There are 1,277,000 dairy cows here in Wisconsin. With the addition of two new Norwegian mustards to the collection (thank you, Svein Morner), there are now 6,015 different mustards at the National Mustard Museum. We’ll do the math for you: for every mustard here in Middleton there are 212 cows in the pastures of Wisconsin. If you are a mustard thinking of dating a cow, those are pretty good odds.
As long-time readers may recall, the Curator has this thing about cows, especially Elm Farm Ollie, the first cow to fly in an airplane (Feb. 18, 1930). Why not buy a Bovine Beauties Gift Box (BVN33) for your beloved, a most thoughtful holiday present? It contains three mustards in honor of three famous cows (Elm Farm Ollie, Mrs. O’Leary’s Cow, and the Cow That Jumped Over The Moon) plus a CD recording of the Bovine Cantata in Bb Major from the opera “Madame Butterfat.”

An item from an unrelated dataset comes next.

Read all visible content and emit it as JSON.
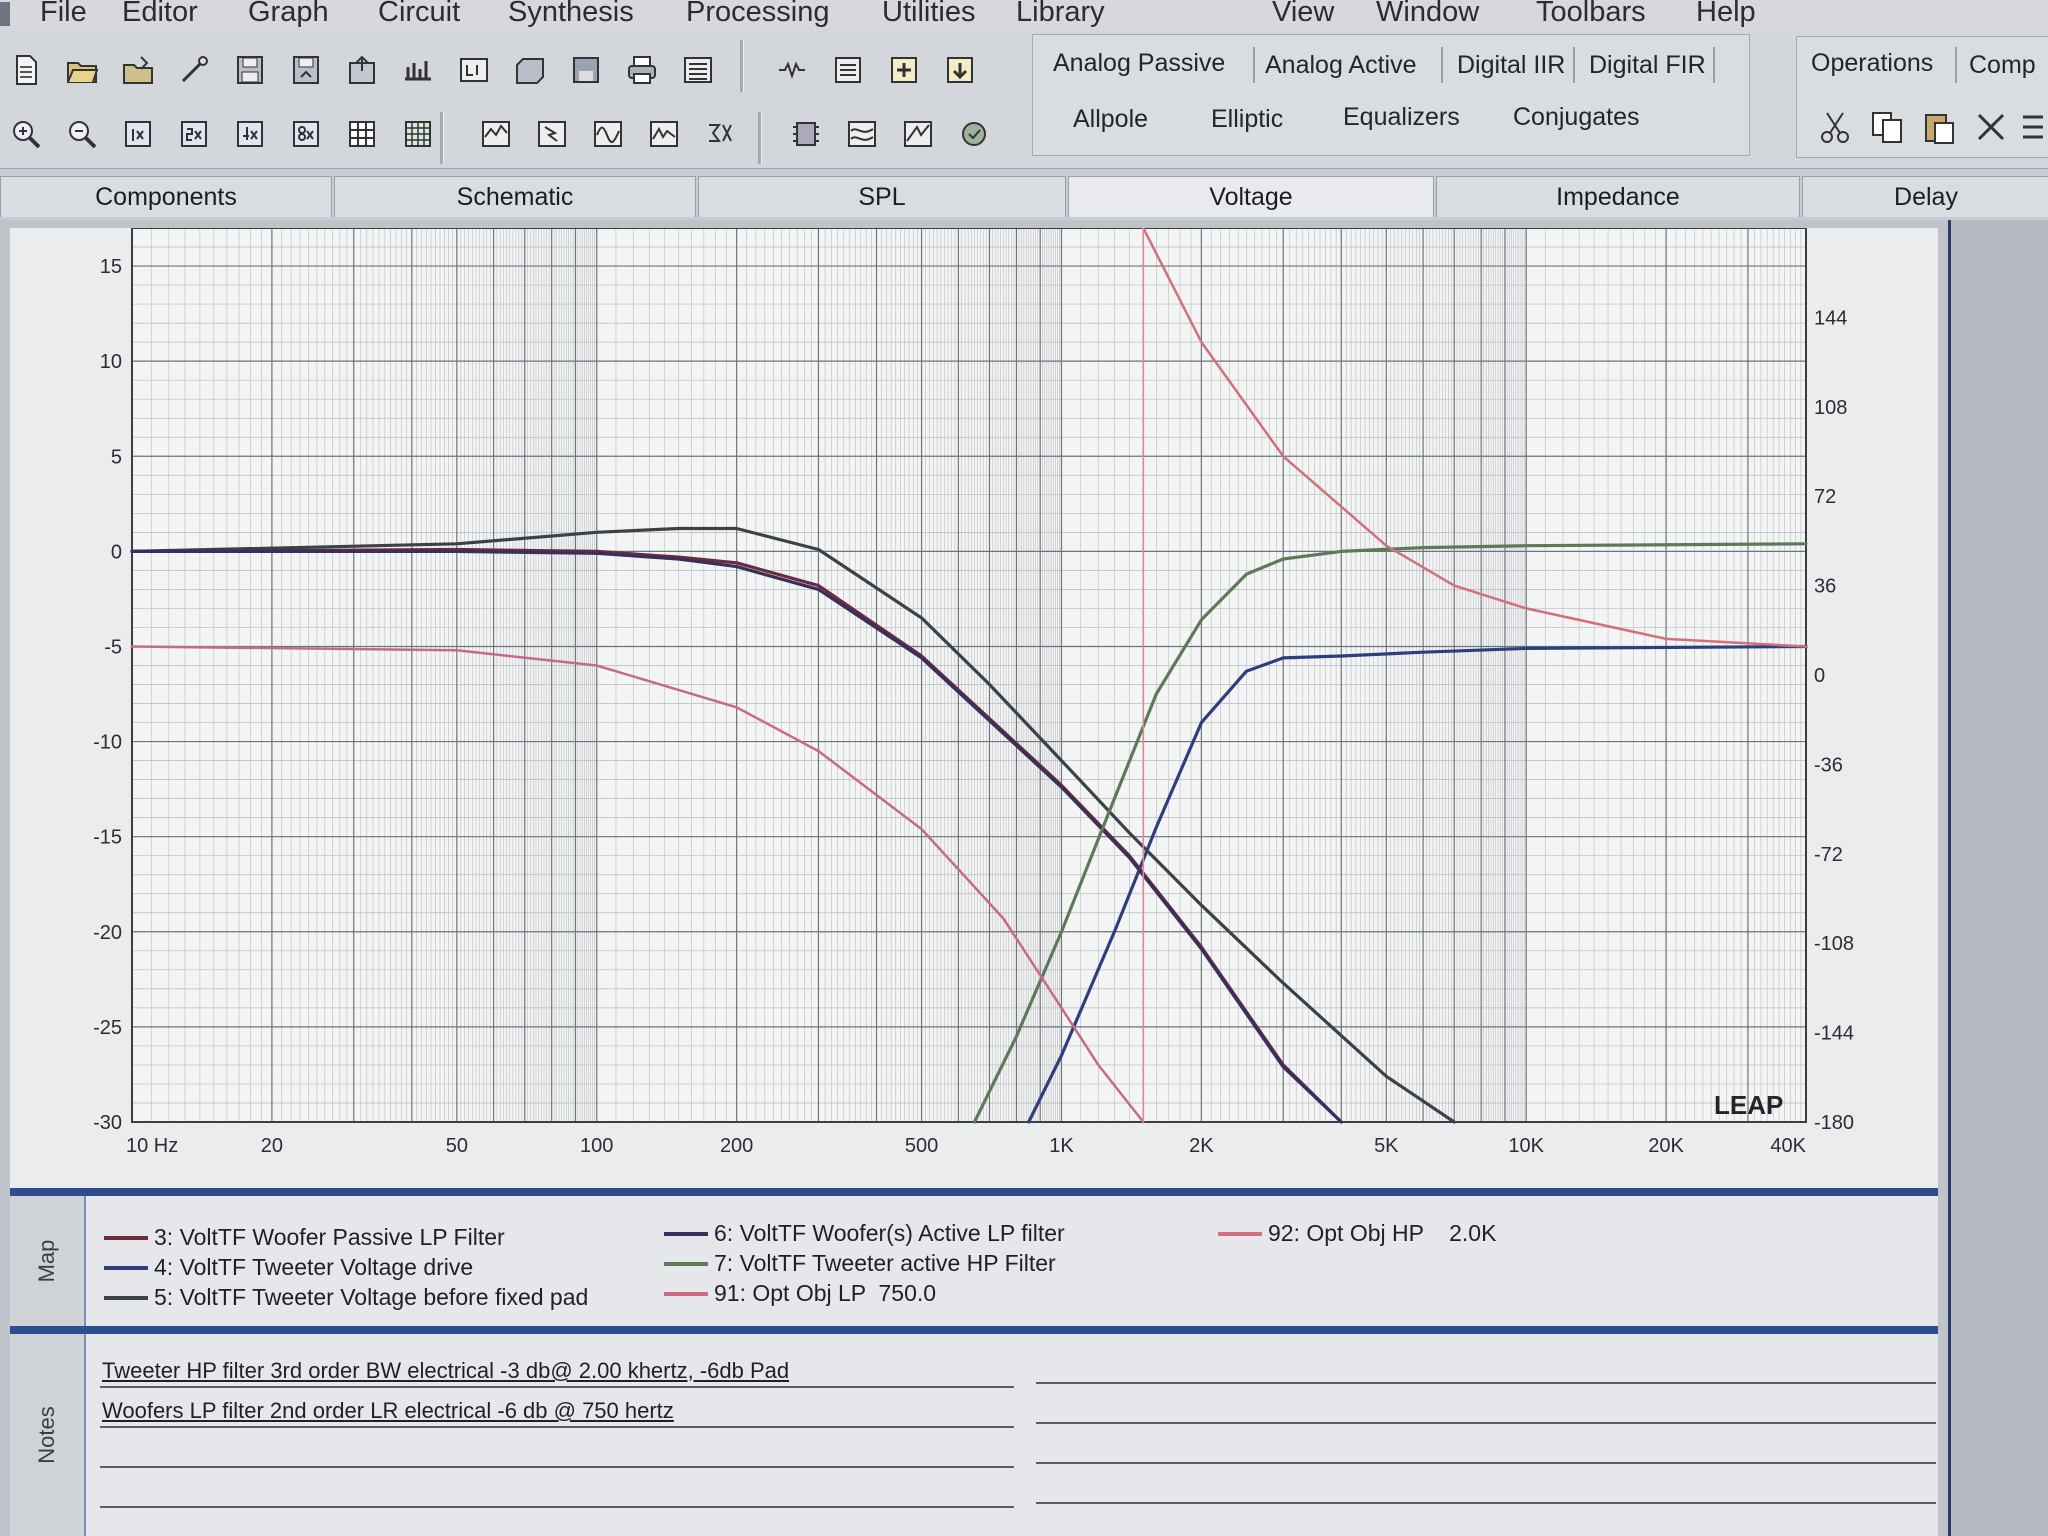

The Curator is also proud of the fact that his grandfather, a cattle broker in Central Massachusetts, brokered the sale of the first real Elsie to the Borden Company back in the 1930s. That is true. She (the cow, not the grandfather) was a Jersey cow with the registered name of “You’ll do, Lobelia.” Go ahead – look it up. That means the Curator is related to Elsie the cow. A sort of distant cousin. Or is it COW-SIN?